Per l'arroganza del mio idealismo e del pensare di avere tutte le verità in tasca.
Per aver parlato molto e a volte ascoltato troppo poco.
Per non essere stato all'altezza delle sfide che avevo davanti e per aver avuto paura.
Per essermi dimenticato che la forma è importante almeno quanto il contenuto.
Per non aver dato fiducia a chi ha provato a dirmi delle cose e ad aprirmi gli occhi.
Per non aver creduto fino in fondo nella modernità.
Per non aver tenuto a bada il mio ego che a volte straripa. E fa danni.

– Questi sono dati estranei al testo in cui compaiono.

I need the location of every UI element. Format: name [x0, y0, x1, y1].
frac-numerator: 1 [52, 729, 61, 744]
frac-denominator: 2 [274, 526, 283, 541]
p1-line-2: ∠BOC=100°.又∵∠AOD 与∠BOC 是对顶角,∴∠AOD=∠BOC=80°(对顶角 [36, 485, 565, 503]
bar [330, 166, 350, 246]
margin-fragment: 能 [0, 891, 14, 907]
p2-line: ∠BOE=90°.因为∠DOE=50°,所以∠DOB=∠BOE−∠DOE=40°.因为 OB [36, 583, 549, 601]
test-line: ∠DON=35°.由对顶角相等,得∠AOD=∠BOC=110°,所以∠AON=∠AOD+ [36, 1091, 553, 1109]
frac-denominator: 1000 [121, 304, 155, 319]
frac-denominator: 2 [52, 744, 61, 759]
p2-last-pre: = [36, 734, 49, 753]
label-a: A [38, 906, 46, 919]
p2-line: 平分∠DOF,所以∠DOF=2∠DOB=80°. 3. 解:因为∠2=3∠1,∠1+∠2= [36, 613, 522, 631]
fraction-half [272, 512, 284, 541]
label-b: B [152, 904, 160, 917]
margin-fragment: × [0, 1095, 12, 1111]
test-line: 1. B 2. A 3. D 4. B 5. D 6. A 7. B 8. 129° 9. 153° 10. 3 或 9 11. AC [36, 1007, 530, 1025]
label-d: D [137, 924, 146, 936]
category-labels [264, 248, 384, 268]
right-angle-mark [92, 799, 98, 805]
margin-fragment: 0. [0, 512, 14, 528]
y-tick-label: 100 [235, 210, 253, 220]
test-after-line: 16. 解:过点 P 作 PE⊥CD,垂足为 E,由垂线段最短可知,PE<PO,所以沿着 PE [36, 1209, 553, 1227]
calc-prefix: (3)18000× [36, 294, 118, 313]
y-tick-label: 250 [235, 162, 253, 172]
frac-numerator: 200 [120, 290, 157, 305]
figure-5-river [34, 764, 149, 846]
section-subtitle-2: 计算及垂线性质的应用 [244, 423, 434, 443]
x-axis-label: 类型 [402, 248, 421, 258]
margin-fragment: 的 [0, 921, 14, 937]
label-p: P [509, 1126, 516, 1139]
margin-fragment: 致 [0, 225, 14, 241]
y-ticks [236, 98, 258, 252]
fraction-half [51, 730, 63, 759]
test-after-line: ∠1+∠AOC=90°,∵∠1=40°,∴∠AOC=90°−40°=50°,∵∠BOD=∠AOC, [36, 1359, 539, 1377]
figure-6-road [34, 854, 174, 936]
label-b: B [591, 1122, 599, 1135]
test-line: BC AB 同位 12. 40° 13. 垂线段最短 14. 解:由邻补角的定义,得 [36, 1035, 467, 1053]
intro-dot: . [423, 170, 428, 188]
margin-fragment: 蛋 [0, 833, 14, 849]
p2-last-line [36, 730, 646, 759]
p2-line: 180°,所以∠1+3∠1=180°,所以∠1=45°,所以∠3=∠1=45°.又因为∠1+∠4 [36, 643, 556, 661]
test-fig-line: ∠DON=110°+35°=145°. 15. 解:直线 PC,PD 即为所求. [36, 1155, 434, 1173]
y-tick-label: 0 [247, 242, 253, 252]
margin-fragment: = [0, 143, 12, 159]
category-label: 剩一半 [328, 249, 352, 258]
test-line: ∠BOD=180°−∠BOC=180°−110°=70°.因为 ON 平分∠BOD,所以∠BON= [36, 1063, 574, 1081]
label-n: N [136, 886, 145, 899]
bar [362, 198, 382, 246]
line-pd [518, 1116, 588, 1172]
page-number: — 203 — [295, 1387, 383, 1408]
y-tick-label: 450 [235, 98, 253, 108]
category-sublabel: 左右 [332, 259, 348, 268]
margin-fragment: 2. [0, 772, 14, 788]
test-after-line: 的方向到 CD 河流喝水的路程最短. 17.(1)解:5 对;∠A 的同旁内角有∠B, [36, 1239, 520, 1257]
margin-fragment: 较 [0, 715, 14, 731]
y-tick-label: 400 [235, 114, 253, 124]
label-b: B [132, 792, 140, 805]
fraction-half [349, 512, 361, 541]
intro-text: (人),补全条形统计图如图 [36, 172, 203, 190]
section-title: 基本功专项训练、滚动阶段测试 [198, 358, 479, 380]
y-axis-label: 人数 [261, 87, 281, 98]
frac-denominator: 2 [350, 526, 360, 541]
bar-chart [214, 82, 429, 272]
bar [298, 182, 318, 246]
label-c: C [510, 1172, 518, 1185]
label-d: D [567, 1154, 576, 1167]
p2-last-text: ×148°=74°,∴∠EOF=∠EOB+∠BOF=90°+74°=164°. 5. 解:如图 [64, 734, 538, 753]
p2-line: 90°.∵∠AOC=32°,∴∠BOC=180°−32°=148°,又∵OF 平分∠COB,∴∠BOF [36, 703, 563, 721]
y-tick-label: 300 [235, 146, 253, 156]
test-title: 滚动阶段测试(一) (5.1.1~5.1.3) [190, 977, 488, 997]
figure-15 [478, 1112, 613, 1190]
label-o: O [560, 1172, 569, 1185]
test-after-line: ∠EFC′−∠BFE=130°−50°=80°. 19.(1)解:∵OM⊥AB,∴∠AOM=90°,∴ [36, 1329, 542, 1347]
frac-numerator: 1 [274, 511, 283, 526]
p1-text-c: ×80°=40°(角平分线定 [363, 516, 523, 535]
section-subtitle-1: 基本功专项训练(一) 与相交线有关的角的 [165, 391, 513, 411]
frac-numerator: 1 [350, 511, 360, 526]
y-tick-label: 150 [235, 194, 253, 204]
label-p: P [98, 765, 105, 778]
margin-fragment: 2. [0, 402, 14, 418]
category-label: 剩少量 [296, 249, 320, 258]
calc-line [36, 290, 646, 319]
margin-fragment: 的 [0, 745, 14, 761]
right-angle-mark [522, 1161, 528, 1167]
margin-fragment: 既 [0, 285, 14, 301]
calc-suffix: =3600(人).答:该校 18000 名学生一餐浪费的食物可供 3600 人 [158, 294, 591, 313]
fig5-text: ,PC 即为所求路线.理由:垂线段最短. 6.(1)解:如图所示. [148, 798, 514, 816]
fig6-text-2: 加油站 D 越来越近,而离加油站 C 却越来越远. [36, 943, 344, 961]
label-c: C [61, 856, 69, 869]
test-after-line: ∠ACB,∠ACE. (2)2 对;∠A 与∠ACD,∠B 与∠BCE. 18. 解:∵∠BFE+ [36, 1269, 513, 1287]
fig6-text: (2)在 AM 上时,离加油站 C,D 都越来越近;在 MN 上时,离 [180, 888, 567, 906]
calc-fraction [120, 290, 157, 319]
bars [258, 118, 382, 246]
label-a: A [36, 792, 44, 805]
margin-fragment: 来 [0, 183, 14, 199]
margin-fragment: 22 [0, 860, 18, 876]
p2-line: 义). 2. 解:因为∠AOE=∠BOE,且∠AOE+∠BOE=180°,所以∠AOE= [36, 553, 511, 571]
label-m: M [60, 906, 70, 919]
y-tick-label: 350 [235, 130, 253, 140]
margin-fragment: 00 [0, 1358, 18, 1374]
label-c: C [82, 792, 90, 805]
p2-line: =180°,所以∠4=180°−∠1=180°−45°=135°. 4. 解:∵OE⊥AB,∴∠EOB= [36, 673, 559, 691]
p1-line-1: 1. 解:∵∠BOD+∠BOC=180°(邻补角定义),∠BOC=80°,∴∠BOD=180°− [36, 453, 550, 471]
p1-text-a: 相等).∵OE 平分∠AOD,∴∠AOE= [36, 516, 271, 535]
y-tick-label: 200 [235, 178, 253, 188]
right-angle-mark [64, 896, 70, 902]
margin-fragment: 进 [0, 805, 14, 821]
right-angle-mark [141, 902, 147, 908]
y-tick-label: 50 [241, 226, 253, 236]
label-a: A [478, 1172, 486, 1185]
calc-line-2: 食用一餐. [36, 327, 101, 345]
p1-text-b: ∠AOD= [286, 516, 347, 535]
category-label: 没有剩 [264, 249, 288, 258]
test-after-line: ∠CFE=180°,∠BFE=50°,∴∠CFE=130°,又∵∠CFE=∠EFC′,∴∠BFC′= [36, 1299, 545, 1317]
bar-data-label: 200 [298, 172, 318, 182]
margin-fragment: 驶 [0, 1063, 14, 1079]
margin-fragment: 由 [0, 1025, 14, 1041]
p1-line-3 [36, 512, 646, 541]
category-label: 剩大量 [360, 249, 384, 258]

Per non essere stato all'altezza della fiducia che, tanti o pochi che siate, mi avete concesso qualche mese fa eleggendomi e, ciascuno a suo modo, prendendomi come punto di riferimento.
Per non aver insistito sulla novità e su nuove prospettive.
Per non aver ribaltato il tavolo, a volte per necessità, a volte per una errata interpretazione delle cose.
Per non essere stato sempre coerente, lasciandomi andare a tifo da stadio e a considerazioni fuori luogo.
Credo che avrò, avremo, molto da lavorare. Senza tirare indietro la gamba e mettendoci sempre la faccia. Ripartendo da due parole: umiltà e modernità. Forse, con i giusti compagni di viaggio, potremo riuscire ad ottenere quello per cui facciamo politica con così tanta passione: un mondo migliore, più equo, più attento agli ultimi, più interessato al futuro.